The LSTs deposited by the users are locked on respective L2s and minted on a native L3 bridge Contract.
(iii) Chainrisk L3 Liquidity Hub -
The L3 liquidity hub functions as a vertically integrated service which drives liquidity & value to maintain integrity of the AVS while facilitating the protocol's inherent yield accrual mechanism. Chainrisk calculates the value at risk of protocols per market and based on the coverage and other factors, we charge a risk premium per market. If the protocol's premium is directly stored in the isolated L2 pools, it will lead to a classical insurance problem called "Premium Fragmentation". If the premium is fragmented across different markets, it cannot be evenly used to drive AVS rewards to stakers and node operators.
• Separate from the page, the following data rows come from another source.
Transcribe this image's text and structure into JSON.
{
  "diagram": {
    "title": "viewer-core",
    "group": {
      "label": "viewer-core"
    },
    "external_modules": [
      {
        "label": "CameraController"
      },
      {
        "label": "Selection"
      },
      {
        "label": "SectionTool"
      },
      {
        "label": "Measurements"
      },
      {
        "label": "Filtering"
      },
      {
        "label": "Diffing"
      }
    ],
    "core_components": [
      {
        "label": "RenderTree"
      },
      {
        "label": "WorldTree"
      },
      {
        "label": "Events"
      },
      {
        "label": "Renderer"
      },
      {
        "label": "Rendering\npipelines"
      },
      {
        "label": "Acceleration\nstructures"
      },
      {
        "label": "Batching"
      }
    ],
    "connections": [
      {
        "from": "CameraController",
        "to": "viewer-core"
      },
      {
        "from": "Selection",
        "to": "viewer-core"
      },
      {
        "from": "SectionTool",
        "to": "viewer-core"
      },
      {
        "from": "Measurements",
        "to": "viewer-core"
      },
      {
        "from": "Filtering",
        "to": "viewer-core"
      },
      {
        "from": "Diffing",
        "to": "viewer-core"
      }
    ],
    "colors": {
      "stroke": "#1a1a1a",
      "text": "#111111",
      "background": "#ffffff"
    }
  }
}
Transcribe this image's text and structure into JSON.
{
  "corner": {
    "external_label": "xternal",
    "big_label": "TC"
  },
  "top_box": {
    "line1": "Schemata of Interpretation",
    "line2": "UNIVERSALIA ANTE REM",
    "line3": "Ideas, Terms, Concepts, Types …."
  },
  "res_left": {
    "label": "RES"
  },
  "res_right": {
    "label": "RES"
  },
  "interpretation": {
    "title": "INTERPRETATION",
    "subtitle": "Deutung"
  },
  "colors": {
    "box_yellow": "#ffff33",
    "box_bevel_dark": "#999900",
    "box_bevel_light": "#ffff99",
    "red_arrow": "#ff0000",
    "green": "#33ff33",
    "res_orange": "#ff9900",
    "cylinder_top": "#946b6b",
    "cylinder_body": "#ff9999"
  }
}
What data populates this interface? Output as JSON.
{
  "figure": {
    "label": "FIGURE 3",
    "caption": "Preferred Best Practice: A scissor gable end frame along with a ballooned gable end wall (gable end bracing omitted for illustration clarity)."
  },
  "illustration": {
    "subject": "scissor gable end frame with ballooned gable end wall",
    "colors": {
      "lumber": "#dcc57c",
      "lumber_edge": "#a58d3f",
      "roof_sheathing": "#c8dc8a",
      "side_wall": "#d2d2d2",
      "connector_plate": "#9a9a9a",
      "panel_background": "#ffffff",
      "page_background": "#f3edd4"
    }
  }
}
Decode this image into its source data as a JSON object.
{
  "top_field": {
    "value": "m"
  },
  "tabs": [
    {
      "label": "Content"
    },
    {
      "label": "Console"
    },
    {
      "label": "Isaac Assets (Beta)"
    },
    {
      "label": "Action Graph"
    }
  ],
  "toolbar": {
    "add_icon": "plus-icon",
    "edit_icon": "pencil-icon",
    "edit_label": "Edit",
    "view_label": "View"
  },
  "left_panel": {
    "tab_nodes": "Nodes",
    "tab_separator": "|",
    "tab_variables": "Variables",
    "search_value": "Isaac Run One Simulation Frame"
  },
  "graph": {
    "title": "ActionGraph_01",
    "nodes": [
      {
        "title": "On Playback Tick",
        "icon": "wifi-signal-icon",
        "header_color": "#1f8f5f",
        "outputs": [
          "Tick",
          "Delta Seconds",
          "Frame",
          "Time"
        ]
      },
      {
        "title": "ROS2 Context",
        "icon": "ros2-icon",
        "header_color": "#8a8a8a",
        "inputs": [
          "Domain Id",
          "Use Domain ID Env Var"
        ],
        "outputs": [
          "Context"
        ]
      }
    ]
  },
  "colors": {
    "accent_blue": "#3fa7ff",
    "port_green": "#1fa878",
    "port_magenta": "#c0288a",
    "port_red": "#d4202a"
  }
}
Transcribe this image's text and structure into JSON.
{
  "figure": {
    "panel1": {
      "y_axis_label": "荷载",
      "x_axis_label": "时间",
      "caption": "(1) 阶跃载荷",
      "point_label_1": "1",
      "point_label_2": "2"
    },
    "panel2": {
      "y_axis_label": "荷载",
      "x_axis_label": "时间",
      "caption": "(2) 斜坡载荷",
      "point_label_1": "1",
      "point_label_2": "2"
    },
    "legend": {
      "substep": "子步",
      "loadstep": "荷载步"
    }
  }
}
Having an L3 liquidity hub solves this fragmentation by pooling all the premiums in one unified bridge contract. To increase efficiency, we do mathematical auto-rebalancing of pools of a protocol across markets directly at the L3 level, incase of fluctuating coverage demands in one or more markets. Read more about it here. The LSTs staked by the users is bifurcated into two parts . Users choose the type of node operators and delegate X% of it, which gets staked on Chainrisk Insurance AVS. The rest of it (100-X)% is delegated to LRT protocols to mint LRTs and then deposited on LRT markets ( like Pendle ). This gives rise to a three-fold point system stemming from - 1. Eigenlayer Points. 2. LRT protocol (like Renzo) Points. 3. Chainrisk Points. This coupled with the Safest APY maximising strategies generates an industry-leading yield which is used to incentivise Chainrisk AVS, users, LPs, and protocols. The value of X depends on the risk score of the protocol. More risky the protocol, lesser the value of X.